I think somewhere along the line after the blog thing came along, I forgot about the Blah Thread. It used to be my favorite haunt too. So I want to apologize to you "Blah Thread." You've always been there for me and when I don't need you anymore, I just forgot about you. But don't worry, I will visit every now and then like I do now.
So let's see. Time to blah a little. I've finally moved back to my hometown. It was a tough decision, but in the end, I wanted to be closer to my family and also to step back from the comforts of my college bubble. I'll admit. Over the years, I sorta shut myself off from my life back home and just lived a sheltered life of boozing with friends, bar hopping in nyc, flying around the world, and smoozing with people I never would've grown up with. That's why I thought it was important for me to come back home and take care of things. I didn't want to forget who I was.

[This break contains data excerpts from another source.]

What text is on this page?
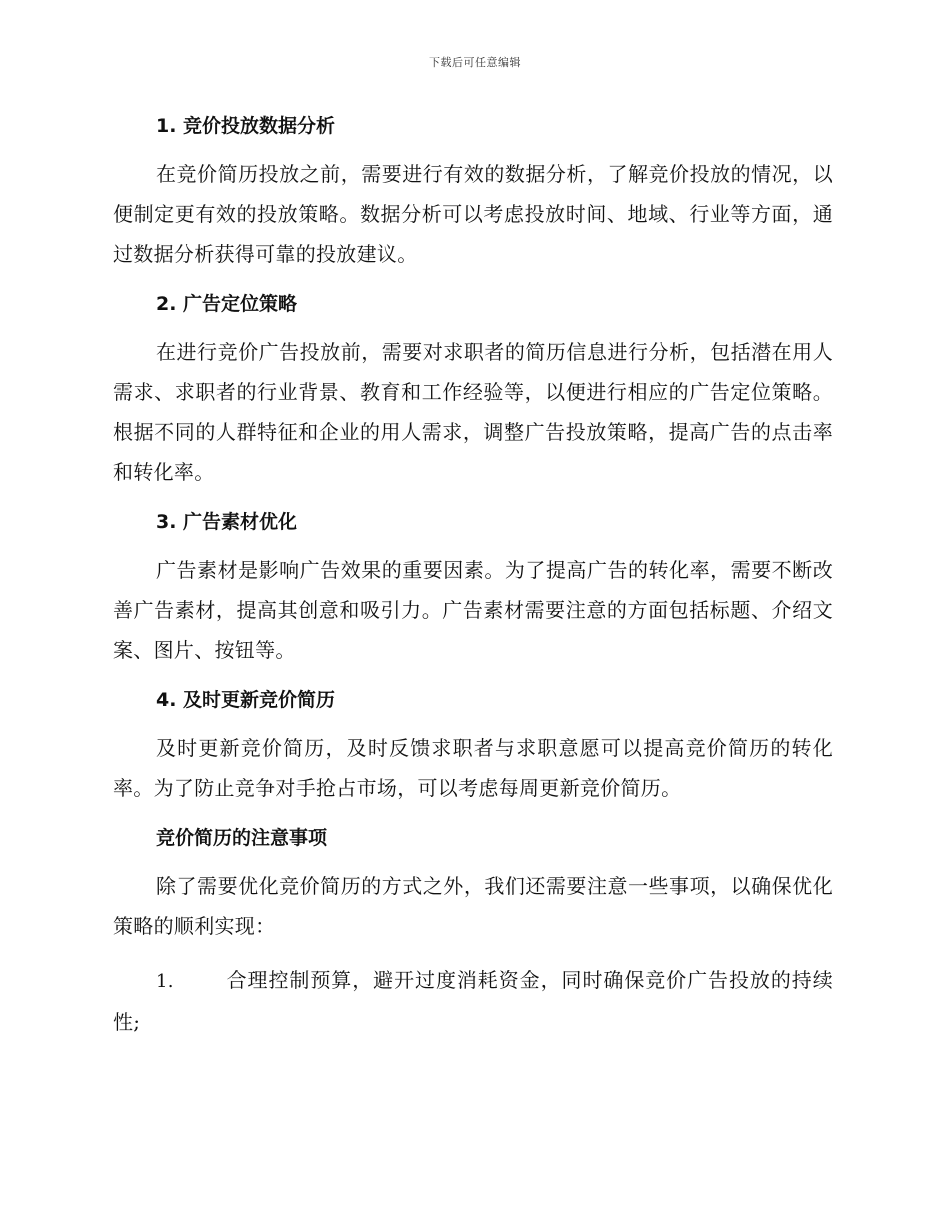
下载后可任意编辑
1. 竞价投放数据分析

在竞价简历投放之前，需要进行有效的数据分析，了解竞价投放的情况，以便制定更有效的投放策略。数据分析可以考虑投放时间、地域、行业等方面，通过数据分析获得可靠的投放建议。

2. 广告定位策略

在进行竞价广告投放前，需要对求职者的简历信息进行分析，包括潜在用人需求、求职者的行业背景、教育和工作经验等，以便进行相应的广告定位策略。根据不同的人群特征和企业的用人需求，调整广告投放策略，提高广告的点击率和转化率。

3. 广告素材优化

广告素材是影响广告效果的重要因素。为了提高广告的转化率，需要不断改善广告素材，提高其创意和吸引力。广告素材需要注意的方面包括标题、介绍文案、图片、按钮等。

4. 及时更新竞价简历

及时更新竞价简历，及时反馈求职者与求职意愿可以提高竞价简历的转化率。为了防止竞争对手抢占市场，可以考虑每周更新竞价简历。

竞价简历的注意事项

除了需要优化竞价简历的方式之外，我们还需要注意一些事项，以确保优化策略的顺利实现：

1.	合理控制预算，避开过度消耗资金，同时确保竞价广告投放的持续性;
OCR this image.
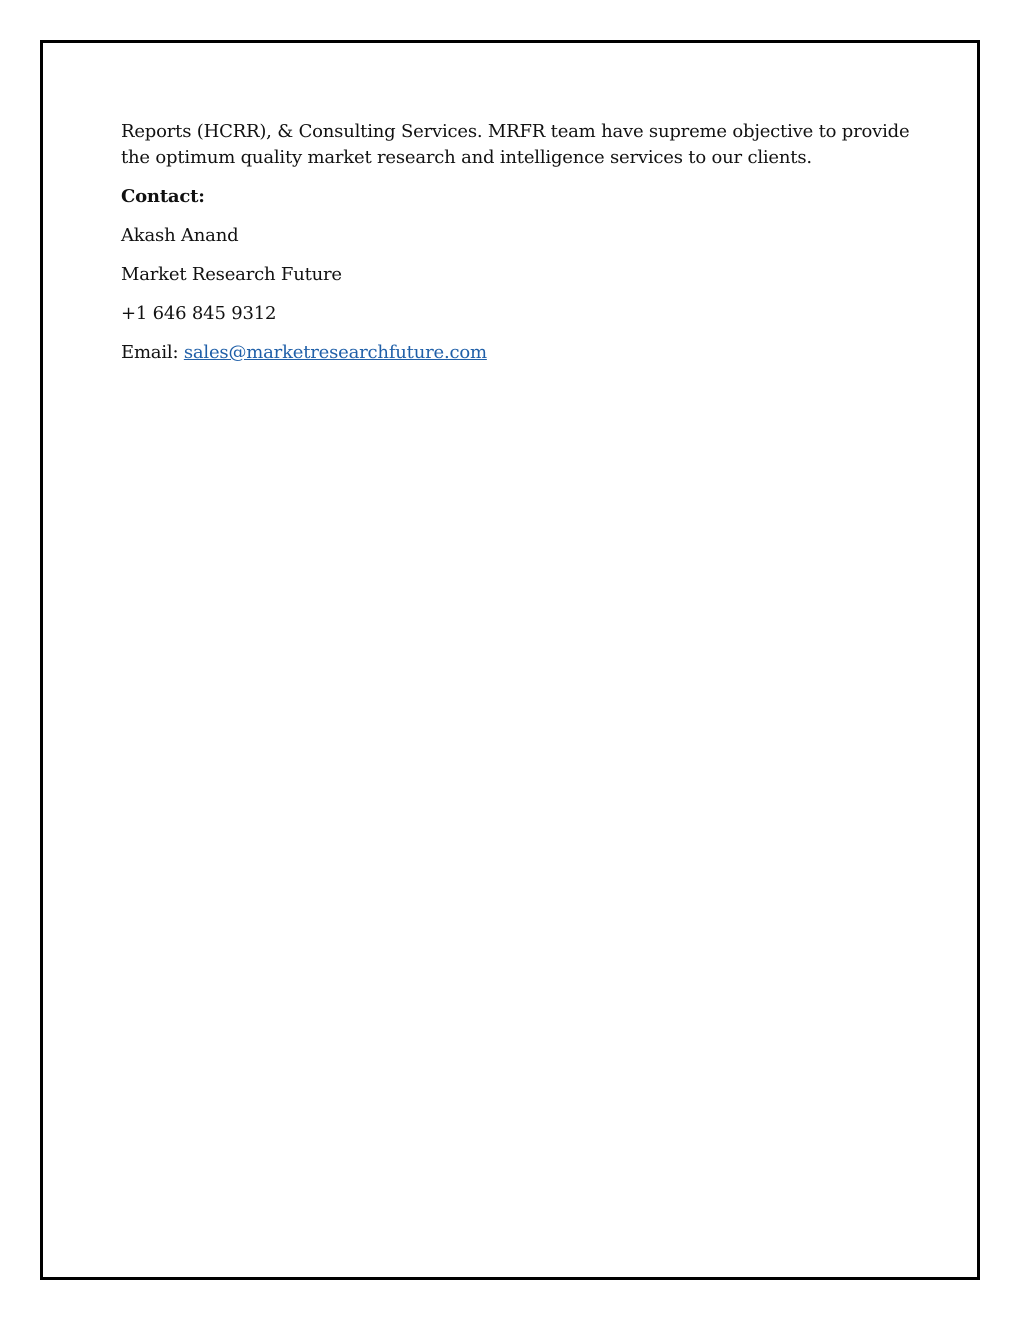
Reports (HCRR), & Consulting Services. MRFR team have supreme objective to provide the optimum quality market research and intelligence services to our clients.

Contact:

Akash Anand

Market Research Future

+1 646 845 9312

Email: sales@marketresearchfuture.com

So yes, I'm back at home, single again, and living under my parent's roof. IT TOTALLY BLOWS. I mean, I'm sharing a room with my little brother again and he's on the phone at night with his gf. I'm sure he doesn't like the fact that I'm intruding so I'm not going to complain. I'm in the middle of getting a job, which is harder than I thought it would be. Getting a job isn't the hard part since I was offered one just a couple of days ago and I had another one before I came back home. The one I had before coming back required me to sign a contract. In the end, I didn't feel like committing two years of my life to something. What if I wanted to leave? As for the other one I was offered, I didn't think it was worth my time. So the hard part is finding a job I would like.
So here I am, about to be 23 years old in two days (get the bday wishes ready), with no car, no job, and my dad telling me not to sleep so late if I don't want to get sick. It's like I'm 15 again. Haha, it's ridiculous how you automatically revert back to being a kid the moment you're back at home again. At least I now have a college degree. I guess that means I have a piece of paper that says I'm competent in life.
In other news, there are too many damn kids around. I like kids, but seriously, I grew up with just my bro and me. Having a house full of kids and my cousins coming around with their kids again is just strange to me. I guess with age, my dad wants to open up to family members again.
So yes, this is my blah as of late. Basically I just wanted to announce my bday and get your sympathy. Cause if I don't get a job and a car soon, I'm going to go crazy from being stuck at home all day. I just might have to start whoring myself out. I mean, I told myself I wouldn't just rely on my good looks. I'll get too dependent on that.
So yeah, start sending me gifts for my bday. Remember, I like cotton candy.